Although all of these reasons bias men toward the option of treatment, it is unlikely that financial disincentives and/or medico-legal concerns contribute to the high rate of surgery in the present DoD study population. Clinician reimbursement rates are not based on patient volume, and litigation liability by active-duty physicians is less a concern because of DoD policies concerning malpractice lawsuits.

The present study had some limitations. First, the population size is modest. Second, DoD personnel differ from their civilian counterparts as to their ‘fitness for duty’. Choosing AS may be potentially disqualifying for worldwide deployability or continued service, and these factors may influence the individual to pursue treatment. Third, the criteria we used for defining favourable pathology have not been validated; however, it is noteworthy that neither has the more commonly used parameter set, which differs from ours only in using dominant tumour volume instead of the percentage of prostate gland involvement [3, 16]. Finally, we had no data on family history of prostate cancer, which could affect treatment decision-making.

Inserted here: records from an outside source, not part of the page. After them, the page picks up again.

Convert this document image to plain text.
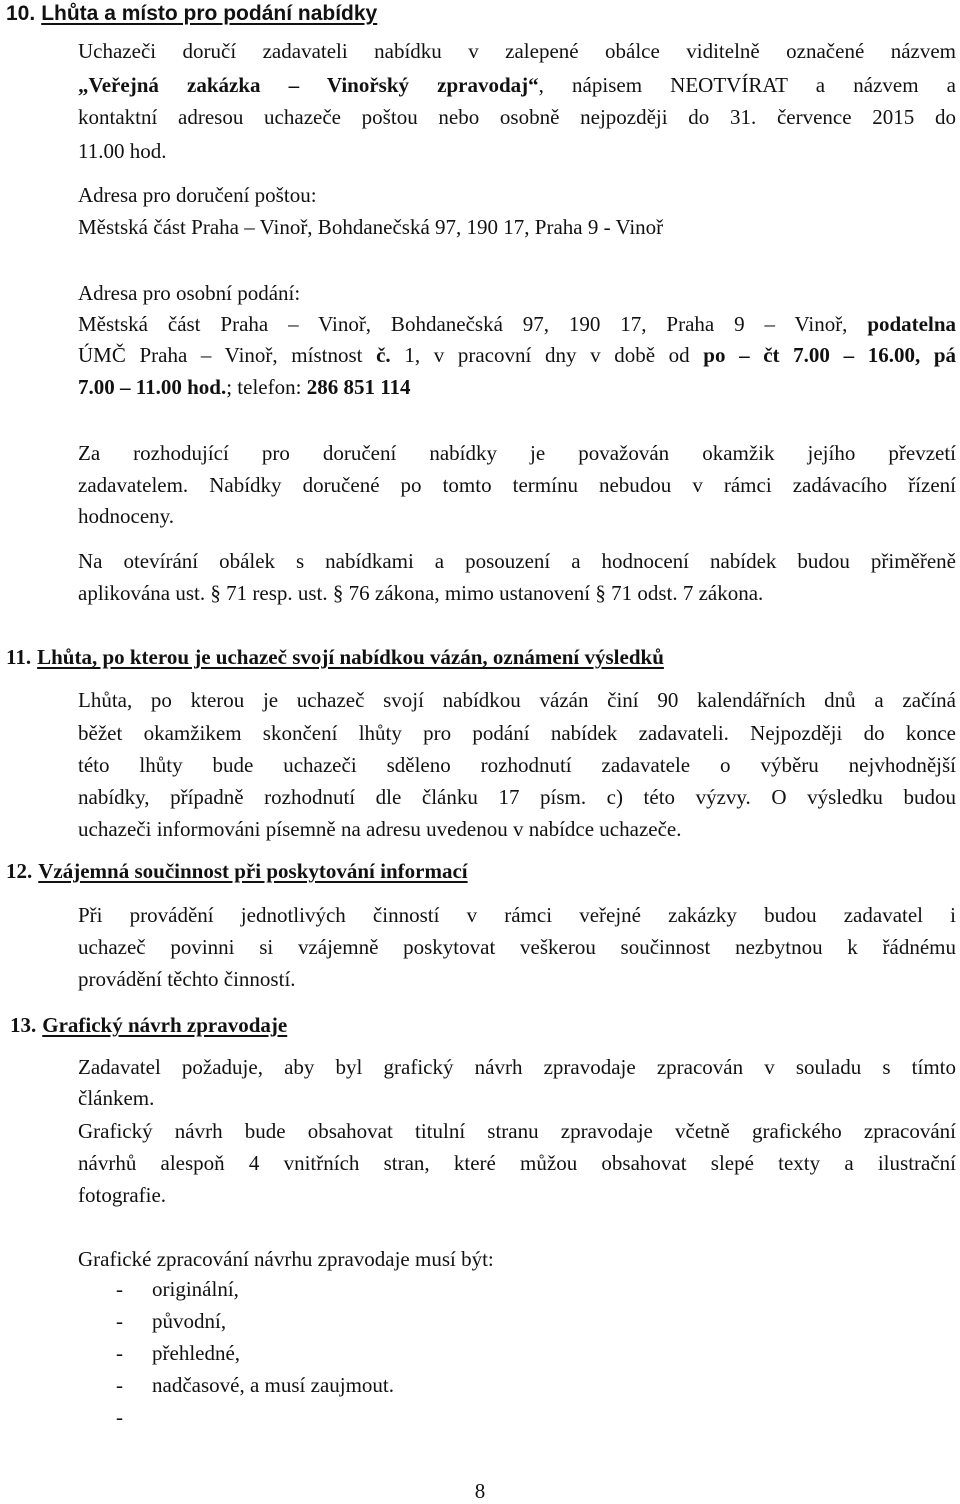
10. Lhůta a místo pro podání nabídky
Uchazeči doručí zadavateli nabídku v zalepené obálce viditelně označené názvem
„Veřejná zakázka – Vinořský zpravodaj“, nápisem NEOTVÍRAT a názvem a
kontaktní adresou uchazeče poštou nebo osobně nejpozději do 31. července 2015 do
11.00 hod.
Adresa pro doručení poštou:
Městská část Praha – Vinoř, Bohdanečská 97, 190 17, Praha 9 - Vinoř
Adresa pro osobní podání:
Městská část Praha – Vinoř, Bohdanečská 97, 190 17, Praha 9 – Vinoř, podatelna
ÚMČ Praha – Vinoř, místnost č. 1, v pracovní dny v době od po – čt 7.00 – 16.00, pá
7.00 – 11.00 hod.; telefon: 286 851 114
Za rozhodující pro doručení nabídky je považován okamžik jejího převzetí
zadavatelem. Nabídky doručené po tomto termínu nebudou v rámci zadávacího řízení
hodnoceny.
Na otevírání obálek s nabídkami a posouzení a hodnocení nabídek budou přiměřeně
aplikována ust. § 71 resp. ust. § 76 zákona, mimo ustanovení § 71 odst. 7 zákona.
11. Lhůta, po kterou je uchazeč svojí nabídkou vázán, oznámení výsledků
Lhůta, po kterou je uchazeč svojí nabídkou vázán činí 90 kalendářních dnů a začíná
běžet okamžikem skončení lhůty pro podání nabídek zadavateli. Nejpozději do konce
této lhůty bude uchazeči sděleno rozhodnutí zadavatele o výběru nejvhodnější
nabídky, případně rozhodnutí dle článku 17 písm. c) této výzvy. O výsledku budou
uchazeči informováni písemně na adresu uvedenou v nabídce uchazeče.
12. Vzájemná součinnost při poskytování informací
Při provádění jednotlivých činností v rámci veřejné zakázky budou zadavatel i
uchazeč povinni si vzájemně poskytovat veškerou součinnost nezbytnou k řádnému
provádění těchto činností.
13. Grafický návrh zpravodaje
Zadavatel požaduje, aby byl grafický návrh zpravodaje zpracován v souladu s tímto
článkem.
Grafický návrh bude obsahovat titulní stranu zpravodaje včetně grafického zpracování
návrhů alespoň 4 vnitřních stran, které můžou obsahovat slepé texty a ilustrační
fotografie.
Grafické zpracování návrhu zpravodaje musí být:
- originální,
- původní,
- přehledné,
- nadčasové, a musí zaujmout.
-
8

The present study indicates that a sizable cohort of young men diagnosed with PSA screen-detected prostate cancer is eligible for AS but nevertheless opts for treatment. Toward increasing participation in AS, our work emphasises the need for well-designed outcome studies that demonstrate the viability of AS in this patient population, new biomolecular markers, to increase the accuracy of predicting which tumours carry favourable pathology, and for behavioural science studies, to identify psychosocial factors associated with treatment decision-making.

Disclaimer

The views expressed are those of the authors and do not reflect the official policy or position of the DoD or the USA Government.

Conflict of Interest

None declared. Source of funding: supported in part by a National Institutes of Health/National Center for Research Resources Clinical and Translational Science Award grant UL1 RR024148, awarded to D.D.B., and in part by the National Institutes of Health through MD Anderson's Cancer Center Support Grant, 5 P30 CA016672.